How about now, though? After his win over Rob Font in Saturday’s UFC Fight Night headliner, are we ready to revisit our prior judgments on Aldo’s career? Especially in light of recent revisions we’ve made as to our opinions on McGregor’s resume, are we ready admit that Aldo was more than we gave him credit for? Are we ready to come right out and say that, while long-ass winning streaks and title reigns are awesome, it takes something different to find longevity and consistency in this game – especially when you have to pick yourself up and put yourself back together a time or two in there?

Back way up and take a big picture look at your dude Jose Aldo da Silva Oliveira Junior. For about nine years, that man didn’t lose. Not fucking once. He went undefeated for his entire run in the WEC, which only ended when that organization was dissolved by its parent company and mostly absorbed into the UFC. Then he reeled off seven straight title defenses as the UFC featherweight champ.

Even if he’d retired then on some straight-up Khabib shit, he’d be remembered as an all-time great. No question about it. But then came those 13 seconds against McGregor, and suddenly a lot of people were ready to forget about all those years before it.

This was the dark time in Aldo’s career. Days of struggle and woe and what not. He beat up Frankie Edgar a second for an interim belt, then lost twice in a row to Max Holloway, at which point we were mostly ready to thank him for coming and bid him good day. Fucking idiots, is what we were.

Because you look up now and Aldo, at 35, is on a three-fight winning streak in a division below the one he dominated a decade ago. That shit simply does not happen in this sport. And it’s not like he’s beating up old guys are also-rans, either. These are ranked opponents, all seemingly on their way up, and then they ran into the dude who was champ back when this shit was on Versus with nothing but energy drink ads and condom sponsors on the TV. (Okay some stuff hasn’t changed all that much.)

But think about Aldo’s career arc compared with McGregor’s ever since that fateful night. Two weeks out from it – even two years out – we all would have said that Aldo had tanked while McGregor soared. Now look. McGregor has drifted into part self-parody and part inside joke, while Aldo has scratched and clawed his way to industry-wide respect. And it’s the kind of respect you can’t get just with money fights and marketing gimmicks. It is paid for in blood – your own and other people’s – and Aldo has earned his.

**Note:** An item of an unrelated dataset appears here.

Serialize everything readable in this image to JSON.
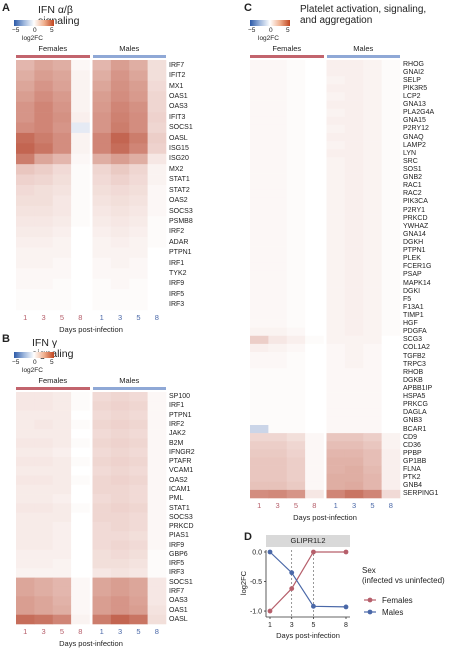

If you’re the kind of fighter who’s only in it for glory and paychecks, you don’t make it to where Aldo is right now. You’d have to be either stupid or delusional to look at this sport and expect something like this for yourself. To be in your mid-thirties, with 17 years as a pro, almost all of which came at or near the very highest level and against the toughest competition, and still find way to gut out wins against hungry contenders on Fight Night cards? It just doesn’t happen. It’s fucking special. It also makes you think we owe that man an apology.

We were the ones who could only see what was right in front of our faces. We lacked perspective, is one way of putting it. One guy lands and the other guy drops facedown on the mat? Must be the new pecking order forever and ever amen. Aldo’s career shows us that time still has the ability to wring the truth out of people. We just have to be patient enough to let it.